For a minute I’ll talk about productivity and productivity apps to make this distinction. Productivity has to do with efficiency. At its higher levels it has to do with effectiveness. Knowledge helps figure out these two kinds of virtues and how to get more of them, but it is more about the discovery and insight than the practice. Productivity is the getting things done. The work flow. Utility Apps may have productivity and knowledge aspects. The To Do apps exemplify productivity apps in the extreme. Pert charts and project management. List-makers. These can be awesome, but I like the less practical apps that lean towards knowledge, insight, analysis, creativity, expressiveness. Maybe a bit less about quantity and more about quality.

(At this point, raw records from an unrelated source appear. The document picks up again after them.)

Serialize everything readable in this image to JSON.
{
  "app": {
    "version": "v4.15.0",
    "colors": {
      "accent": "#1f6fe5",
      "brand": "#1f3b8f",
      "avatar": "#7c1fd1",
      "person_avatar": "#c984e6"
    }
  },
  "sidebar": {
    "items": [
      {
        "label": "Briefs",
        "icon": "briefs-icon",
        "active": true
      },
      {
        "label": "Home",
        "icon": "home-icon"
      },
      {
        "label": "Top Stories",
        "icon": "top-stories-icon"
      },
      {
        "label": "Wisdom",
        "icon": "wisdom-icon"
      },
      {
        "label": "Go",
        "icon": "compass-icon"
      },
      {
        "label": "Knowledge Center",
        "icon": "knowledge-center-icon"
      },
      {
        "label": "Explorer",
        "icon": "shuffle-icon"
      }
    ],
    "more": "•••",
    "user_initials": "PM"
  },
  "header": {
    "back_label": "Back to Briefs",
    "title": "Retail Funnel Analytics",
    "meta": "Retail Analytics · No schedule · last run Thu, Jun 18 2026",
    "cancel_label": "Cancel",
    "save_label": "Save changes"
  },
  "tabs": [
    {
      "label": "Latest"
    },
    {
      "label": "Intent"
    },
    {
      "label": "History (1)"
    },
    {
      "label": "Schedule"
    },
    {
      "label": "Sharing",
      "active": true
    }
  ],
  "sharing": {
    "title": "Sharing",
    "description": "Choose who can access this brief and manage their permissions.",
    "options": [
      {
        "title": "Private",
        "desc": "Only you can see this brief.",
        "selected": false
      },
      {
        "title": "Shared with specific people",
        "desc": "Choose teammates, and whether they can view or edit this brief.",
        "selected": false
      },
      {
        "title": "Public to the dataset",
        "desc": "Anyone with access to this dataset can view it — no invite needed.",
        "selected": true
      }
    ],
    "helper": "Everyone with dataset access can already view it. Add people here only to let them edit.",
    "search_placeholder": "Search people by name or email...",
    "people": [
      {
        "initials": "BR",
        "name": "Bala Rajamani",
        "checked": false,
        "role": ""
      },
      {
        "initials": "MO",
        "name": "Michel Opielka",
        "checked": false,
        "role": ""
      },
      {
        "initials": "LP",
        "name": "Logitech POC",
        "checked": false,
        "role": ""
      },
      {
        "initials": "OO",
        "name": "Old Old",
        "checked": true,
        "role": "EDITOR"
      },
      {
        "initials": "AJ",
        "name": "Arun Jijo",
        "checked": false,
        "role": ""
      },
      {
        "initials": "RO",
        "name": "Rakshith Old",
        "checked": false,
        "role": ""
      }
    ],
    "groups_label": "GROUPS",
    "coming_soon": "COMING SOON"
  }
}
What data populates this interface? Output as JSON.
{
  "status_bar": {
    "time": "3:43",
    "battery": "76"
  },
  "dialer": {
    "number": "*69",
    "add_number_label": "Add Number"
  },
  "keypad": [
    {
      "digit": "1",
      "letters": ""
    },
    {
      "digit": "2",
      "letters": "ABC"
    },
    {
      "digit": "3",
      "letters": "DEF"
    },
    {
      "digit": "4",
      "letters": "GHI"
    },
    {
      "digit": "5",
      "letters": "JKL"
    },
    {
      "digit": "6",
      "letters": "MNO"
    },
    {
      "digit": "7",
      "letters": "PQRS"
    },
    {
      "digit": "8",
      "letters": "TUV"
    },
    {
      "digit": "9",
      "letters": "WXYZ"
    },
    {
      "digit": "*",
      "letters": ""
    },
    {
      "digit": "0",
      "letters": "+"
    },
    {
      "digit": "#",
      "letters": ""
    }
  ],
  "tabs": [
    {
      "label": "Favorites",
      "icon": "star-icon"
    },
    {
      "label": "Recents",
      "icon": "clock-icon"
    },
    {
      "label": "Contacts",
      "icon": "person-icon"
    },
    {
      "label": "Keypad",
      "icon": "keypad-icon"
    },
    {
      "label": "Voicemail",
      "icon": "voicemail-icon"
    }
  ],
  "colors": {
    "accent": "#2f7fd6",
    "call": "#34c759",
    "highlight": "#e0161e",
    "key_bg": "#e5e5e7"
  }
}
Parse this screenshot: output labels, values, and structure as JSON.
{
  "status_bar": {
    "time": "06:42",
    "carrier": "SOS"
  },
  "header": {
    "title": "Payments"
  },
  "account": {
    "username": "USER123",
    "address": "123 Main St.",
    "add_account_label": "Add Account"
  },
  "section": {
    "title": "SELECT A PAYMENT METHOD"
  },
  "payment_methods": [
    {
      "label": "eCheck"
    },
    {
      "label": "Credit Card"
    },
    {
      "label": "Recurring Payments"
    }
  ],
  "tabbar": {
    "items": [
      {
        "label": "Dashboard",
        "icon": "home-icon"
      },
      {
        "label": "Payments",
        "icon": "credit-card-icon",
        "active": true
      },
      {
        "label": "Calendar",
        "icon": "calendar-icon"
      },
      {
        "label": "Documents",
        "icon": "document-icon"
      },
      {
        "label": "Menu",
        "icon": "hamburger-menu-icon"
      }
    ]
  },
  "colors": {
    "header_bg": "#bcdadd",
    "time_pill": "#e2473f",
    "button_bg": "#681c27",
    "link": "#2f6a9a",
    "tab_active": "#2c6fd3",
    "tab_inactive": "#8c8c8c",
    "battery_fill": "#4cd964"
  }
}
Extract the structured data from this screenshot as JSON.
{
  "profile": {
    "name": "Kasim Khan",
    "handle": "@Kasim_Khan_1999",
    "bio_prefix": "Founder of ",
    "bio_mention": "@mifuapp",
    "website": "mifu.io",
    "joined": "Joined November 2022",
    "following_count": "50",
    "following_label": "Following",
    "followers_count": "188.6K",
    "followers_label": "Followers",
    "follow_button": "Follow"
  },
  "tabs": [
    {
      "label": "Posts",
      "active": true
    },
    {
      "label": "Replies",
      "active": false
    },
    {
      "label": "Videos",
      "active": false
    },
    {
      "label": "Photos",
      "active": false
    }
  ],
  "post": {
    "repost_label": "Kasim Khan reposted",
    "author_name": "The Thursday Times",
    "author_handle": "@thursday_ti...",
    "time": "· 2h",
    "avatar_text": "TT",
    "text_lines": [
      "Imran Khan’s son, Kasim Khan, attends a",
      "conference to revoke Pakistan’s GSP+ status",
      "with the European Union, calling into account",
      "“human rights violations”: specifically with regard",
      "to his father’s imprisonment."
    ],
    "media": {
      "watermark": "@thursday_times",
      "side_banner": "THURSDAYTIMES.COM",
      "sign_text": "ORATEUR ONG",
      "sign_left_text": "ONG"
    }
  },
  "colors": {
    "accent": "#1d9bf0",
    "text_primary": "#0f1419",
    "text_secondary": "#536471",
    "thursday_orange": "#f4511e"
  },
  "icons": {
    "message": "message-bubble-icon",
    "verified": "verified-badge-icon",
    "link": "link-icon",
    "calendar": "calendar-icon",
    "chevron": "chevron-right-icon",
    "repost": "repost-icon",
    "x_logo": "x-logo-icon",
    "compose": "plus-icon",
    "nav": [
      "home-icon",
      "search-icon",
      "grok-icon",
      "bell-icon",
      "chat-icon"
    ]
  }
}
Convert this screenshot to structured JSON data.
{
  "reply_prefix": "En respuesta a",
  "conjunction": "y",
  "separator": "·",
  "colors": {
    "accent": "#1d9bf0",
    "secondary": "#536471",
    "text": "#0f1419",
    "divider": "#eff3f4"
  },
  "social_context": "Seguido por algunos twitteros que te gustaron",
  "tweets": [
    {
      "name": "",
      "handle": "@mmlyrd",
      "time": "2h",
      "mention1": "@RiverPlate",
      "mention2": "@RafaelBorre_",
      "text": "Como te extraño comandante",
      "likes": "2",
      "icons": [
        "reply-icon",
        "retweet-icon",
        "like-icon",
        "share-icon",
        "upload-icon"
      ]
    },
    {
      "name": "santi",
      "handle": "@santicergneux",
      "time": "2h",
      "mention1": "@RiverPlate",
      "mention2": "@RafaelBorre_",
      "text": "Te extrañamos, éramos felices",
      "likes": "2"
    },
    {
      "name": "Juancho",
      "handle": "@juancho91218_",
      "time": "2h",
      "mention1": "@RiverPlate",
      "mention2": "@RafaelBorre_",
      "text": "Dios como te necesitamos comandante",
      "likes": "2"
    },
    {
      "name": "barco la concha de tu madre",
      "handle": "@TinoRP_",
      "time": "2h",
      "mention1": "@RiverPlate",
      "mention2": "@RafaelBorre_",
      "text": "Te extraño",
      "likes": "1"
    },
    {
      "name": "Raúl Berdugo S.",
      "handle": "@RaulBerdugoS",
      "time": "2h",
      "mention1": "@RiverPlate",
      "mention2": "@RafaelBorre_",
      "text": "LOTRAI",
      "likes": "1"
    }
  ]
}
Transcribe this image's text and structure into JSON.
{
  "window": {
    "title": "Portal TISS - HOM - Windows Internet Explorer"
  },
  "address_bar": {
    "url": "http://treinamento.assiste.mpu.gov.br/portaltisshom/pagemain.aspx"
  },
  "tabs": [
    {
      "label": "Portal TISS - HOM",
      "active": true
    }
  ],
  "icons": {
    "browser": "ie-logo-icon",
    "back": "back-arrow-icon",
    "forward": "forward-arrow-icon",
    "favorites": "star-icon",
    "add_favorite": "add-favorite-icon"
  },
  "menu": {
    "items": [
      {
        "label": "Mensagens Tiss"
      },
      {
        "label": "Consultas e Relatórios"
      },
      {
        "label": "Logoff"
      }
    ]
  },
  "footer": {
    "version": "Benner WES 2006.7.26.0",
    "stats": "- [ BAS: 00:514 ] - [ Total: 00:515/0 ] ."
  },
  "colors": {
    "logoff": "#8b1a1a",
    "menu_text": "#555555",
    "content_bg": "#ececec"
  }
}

Apple aspires to blend Science with Art. The computer is the bicycle for the mind, Steve Jobs used to say. I think like that. I want to be delighted and enlightened.

Knowledge apps that excite me: Thinkbook, Index Card, Zite, Notesy, Bento, Day One, Scrivener and Circus Ponies Notebook. Those of you who are list-makers and masters of efficiency will probably be aficionados of productivity apps. This is where you shine. If that productivity app promises to help me be more efficient and get my work flow going with less time and effort, I’ll be there too. I just have my true loves and then my acquired tastes.